I don't think he was ever satisfied with the results either. I think his last attempt was to plant some ground cover but never fully finished before the move.


----------



## raymond (May 4, 2018)

Last idea… and you wouldn't want to do this without consent and approval of the city/county… fill in the culvert like @wardconnor and make it flat


----------



## Redtwin (Feb 9, 2019)

raymond said:


> Last idea… and you wouldn't want to do this without consent and approval of the city/county… fill in the culvert like @wardconnor and make it flat


I wanted to do this SOOOO MUCH but the county engineers here are straight up idiots who don't understand basic physics of water.


----------



## Mightyquinn (Jan 31, 2017)

Redtwin said:


> raymond said:
> 
> 
> > Last idea… and you wouldn't want to do this without consent and approval of the city/county… fill in the culvert like @wardconnor and make it flat
> ...


I still think what you did was one of the best solutions to making a culvert in your lawn aesthetically pleasing and functional. :thumbup:


----------



## Retromower (Jan 28, 2021)

Id say the only problem youre going to run into is if you want to mow low (which you likely are if you are looking at a reel mower), you run the risk of the mower bottoming out and scalping.
I used to reel mow but I mowed higher and it really wasnt an issue. I could see it being a major issue if you were mowing low.


----------



## MasterMech (Sep 24, 2017)

Retromower said:


> Id say the only problem youre going to run into is if you want to mow low (which you likely are if you are looking at a reel mower), you run the risk of the mower bottoming out and scalping.
> I used to reel mow but I mowed higher and it really wasnt an issue. I could see it being a major issue if you were mowing low.

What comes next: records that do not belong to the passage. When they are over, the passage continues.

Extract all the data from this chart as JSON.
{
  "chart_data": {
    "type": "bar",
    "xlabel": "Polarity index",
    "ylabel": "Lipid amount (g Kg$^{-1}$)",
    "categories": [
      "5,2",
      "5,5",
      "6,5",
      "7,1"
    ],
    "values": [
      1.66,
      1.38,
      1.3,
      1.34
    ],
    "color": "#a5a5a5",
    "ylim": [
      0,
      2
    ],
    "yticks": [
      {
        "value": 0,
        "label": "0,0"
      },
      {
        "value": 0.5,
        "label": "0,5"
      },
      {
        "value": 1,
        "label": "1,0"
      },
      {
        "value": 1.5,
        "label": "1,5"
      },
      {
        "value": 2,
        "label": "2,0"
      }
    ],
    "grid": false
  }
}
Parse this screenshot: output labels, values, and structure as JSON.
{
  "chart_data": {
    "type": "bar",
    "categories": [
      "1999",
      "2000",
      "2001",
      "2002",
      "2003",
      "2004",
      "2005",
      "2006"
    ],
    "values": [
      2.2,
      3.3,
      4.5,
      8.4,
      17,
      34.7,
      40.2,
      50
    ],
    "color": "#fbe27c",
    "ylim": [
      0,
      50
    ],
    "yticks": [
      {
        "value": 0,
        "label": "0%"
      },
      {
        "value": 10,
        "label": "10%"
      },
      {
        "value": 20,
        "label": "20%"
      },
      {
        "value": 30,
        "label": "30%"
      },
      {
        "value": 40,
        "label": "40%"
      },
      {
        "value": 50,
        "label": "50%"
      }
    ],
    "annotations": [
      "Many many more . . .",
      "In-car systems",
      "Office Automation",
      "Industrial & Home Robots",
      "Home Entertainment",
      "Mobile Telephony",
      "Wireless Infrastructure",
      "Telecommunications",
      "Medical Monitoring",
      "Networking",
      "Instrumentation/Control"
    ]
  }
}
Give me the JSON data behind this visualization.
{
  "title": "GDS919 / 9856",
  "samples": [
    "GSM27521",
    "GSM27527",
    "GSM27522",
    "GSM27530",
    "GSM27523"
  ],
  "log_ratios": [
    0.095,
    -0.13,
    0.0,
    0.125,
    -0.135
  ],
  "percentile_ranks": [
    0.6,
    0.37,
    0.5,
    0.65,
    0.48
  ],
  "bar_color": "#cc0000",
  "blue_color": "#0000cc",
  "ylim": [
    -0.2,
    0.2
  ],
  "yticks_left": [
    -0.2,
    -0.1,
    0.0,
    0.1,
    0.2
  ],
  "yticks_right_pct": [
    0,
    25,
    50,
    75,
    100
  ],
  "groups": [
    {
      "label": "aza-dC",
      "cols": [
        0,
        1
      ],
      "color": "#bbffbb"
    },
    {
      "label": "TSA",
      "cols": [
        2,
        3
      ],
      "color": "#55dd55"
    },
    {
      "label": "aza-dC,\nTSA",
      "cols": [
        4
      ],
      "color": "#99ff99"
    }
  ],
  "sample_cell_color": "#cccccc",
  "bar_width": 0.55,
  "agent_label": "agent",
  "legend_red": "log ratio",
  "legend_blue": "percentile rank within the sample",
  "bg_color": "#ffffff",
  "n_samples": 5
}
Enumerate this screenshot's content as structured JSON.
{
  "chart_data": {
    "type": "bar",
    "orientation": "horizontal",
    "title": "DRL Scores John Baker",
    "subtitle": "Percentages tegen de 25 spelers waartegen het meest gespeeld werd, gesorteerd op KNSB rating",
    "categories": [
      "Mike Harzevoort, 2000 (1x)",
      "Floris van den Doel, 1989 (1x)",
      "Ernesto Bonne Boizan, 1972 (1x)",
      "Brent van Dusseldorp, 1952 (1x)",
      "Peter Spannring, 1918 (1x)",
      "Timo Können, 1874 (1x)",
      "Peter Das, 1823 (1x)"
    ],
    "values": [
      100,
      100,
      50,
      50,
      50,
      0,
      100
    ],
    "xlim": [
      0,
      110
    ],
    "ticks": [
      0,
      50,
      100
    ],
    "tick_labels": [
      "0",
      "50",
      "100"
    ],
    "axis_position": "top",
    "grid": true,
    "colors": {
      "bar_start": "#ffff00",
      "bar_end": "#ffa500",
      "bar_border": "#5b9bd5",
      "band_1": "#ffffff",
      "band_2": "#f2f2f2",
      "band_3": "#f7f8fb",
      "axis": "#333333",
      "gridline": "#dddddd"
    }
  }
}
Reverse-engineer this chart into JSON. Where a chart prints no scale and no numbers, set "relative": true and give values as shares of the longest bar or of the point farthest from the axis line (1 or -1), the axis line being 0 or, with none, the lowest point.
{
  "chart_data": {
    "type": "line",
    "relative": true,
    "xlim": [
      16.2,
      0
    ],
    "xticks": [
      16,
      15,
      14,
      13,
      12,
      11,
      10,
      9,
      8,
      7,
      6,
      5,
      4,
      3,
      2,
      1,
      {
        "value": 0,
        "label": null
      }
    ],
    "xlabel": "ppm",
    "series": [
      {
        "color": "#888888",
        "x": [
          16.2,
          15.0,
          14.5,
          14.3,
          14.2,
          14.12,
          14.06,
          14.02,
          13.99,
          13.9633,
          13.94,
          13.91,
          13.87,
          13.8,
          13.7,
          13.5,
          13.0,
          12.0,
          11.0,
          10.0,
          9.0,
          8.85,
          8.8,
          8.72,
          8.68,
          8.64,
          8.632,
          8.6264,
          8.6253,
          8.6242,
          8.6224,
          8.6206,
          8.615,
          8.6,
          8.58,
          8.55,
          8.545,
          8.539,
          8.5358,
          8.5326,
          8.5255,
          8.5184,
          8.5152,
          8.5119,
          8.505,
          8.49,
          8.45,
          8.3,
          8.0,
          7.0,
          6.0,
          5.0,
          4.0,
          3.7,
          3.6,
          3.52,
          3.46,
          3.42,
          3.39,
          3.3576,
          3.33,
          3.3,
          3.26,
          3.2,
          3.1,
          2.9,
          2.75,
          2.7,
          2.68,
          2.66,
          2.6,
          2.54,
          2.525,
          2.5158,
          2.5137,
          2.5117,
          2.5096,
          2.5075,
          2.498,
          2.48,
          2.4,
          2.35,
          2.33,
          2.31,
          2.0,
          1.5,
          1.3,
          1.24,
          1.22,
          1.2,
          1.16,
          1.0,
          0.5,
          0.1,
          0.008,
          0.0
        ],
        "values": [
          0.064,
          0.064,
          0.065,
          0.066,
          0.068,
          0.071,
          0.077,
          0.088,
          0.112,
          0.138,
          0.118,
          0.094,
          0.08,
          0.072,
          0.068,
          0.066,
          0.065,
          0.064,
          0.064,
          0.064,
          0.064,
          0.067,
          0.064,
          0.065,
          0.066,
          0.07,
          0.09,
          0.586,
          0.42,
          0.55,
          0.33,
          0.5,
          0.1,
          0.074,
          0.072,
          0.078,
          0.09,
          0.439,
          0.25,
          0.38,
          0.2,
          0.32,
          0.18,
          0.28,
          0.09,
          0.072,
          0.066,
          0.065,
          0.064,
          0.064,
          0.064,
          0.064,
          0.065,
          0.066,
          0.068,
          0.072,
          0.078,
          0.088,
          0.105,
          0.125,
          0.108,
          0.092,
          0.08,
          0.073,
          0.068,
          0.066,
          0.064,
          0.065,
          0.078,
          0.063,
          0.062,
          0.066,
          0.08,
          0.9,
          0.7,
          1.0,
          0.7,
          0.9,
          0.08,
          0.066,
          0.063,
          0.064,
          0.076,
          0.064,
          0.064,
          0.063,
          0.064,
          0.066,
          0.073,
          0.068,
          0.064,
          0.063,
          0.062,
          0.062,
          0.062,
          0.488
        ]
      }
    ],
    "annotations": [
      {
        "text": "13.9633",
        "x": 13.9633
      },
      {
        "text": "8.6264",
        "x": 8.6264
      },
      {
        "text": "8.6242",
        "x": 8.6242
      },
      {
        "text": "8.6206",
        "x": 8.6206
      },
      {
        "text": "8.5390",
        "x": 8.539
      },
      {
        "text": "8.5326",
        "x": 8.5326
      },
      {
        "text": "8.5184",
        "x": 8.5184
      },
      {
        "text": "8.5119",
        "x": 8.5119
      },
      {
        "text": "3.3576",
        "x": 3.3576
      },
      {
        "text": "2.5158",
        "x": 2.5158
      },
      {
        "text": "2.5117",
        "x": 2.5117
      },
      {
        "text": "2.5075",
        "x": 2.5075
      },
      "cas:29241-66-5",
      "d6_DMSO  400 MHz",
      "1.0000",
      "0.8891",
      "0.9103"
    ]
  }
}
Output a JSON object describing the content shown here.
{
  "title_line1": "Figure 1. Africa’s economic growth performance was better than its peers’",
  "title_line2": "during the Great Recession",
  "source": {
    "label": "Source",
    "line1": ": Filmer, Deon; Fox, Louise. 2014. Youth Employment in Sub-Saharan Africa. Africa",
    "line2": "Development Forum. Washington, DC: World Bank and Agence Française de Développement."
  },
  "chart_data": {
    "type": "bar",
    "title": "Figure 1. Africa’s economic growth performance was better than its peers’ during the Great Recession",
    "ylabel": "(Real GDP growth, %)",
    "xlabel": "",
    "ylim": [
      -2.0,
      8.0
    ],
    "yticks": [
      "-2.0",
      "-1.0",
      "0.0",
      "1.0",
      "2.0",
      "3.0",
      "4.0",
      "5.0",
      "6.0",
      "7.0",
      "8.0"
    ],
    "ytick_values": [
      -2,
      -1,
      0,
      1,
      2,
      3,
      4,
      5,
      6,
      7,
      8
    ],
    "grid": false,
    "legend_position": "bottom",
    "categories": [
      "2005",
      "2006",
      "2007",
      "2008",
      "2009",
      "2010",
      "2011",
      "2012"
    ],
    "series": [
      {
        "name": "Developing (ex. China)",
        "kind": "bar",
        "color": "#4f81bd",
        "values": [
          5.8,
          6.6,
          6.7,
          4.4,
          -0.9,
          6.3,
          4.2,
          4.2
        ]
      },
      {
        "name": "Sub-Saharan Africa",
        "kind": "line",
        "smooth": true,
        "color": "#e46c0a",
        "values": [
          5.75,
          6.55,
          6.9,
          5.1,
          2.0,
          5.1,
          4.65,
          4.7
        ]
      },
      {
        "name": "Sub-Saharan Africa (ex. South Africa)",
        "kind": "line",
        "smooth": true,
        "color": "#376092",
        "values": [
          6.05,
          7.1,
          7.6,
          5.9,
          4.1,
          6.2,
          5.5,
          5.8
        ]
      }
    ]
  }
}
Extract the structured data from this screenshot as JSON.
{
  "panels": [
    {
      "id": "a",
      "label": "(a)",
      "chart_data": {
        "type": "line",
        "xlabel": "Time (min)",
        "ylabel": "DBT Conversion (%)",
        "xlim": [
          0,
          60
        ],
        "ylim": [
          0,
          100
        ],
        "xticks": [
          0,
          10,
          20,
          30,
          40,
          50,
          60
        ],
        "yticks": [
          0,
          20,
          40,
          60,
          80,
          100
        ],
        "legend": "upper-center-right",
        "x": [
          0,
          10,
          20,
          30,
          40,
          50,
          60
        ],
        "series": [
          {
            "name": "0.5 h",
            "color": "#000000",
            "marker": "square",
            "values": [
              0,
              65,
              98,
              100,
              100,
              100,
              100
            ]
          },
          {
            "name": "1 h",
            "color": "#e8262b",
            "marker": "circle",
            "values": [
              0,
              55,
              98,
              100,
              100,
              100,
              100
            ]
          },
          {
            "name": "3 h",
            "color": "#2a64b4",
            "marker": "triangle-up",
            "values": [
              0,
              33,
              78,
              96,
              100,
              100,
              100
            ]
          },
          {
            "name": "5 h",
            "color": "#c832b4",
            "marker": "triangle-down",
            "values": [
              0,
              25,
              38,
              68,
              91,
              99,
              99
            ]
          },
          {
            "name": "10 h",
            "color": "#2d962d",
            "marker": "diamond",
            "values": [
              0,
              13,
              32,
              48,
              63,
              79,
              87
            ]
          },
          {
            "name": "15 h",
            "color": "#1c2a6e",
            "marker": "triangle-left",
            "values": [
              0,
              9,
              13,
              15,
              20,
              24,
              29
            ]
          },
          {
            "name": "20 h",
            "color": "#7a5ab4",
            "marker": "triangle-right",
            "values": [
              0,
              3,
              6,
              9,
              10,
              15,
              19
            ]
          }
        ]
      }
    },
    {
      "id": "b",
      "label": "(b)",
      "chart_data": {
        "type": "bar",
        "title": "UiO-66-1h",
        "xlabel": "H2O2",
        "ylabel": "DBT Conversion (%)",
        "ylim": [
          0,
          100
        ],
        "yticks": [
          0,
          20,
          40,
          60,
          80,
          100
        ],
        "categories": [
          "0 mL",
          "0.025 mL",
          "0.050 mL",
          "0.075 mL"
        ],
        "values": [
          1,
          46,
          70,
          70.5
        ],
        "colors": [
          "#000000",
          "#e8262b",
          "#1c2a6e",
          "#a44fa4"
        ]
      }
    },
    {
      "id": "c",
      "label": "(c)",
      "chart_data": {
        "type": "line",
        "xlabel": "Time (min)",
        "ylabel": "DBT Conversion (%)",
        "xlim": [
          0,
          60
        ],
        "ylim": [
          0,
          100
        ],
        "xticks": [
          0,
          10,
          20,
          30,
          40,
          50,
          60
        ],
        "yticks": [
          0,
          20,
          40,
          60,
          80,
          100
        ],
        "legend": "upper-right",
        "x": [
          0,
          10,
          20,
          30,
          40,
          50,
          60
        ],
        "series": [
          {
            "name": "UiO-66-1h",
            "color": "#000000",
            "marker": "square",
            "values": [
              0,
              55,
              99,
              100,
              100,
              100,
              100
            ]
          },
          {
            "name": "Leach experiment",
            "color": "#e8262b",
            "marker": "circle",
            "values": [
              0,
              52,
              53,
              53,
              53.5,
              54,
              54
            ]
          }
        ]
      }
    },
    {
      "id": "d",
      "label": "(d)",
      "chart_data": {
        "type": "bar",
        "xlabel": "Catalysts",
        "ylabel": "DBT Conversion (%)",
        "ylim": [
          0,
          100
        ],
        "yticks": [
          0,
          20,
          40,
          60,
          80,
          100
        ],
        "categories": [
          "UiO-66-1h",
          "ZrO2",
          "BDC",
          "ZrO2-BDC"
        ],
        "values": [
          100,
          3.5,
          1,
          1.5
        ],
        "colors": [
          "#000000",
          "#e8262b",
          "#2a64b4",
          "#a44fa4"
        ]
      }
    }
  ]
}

I've got some pretty extreme mini-swales in my backyard that I can mow through just fine as long as I'm running perpendicular. The biggest issue I have with them is when mowing parallel, I have to mow "on the contour" or else I get varying heights since nobody has designed a flexible reel yet.


----------



## Retromower (Jan 28, 2021)

MasterMech said:


> Retromower said:
> 
> 
> > Id say the only problem youre going to run into is if you want to mow low (which you likely are if you are looking at a reel mower), you run the risk of the mower bottoming out and scalping.
> ...


Yeah, Id say thats the way youd want to do it. That kind of goes the same for a rotary though. Any time that you can let the wheels take the slope, its going to give you more consistent results. Trying to sidehill mow at the top of a hill always runs you the risk of scalping.


----------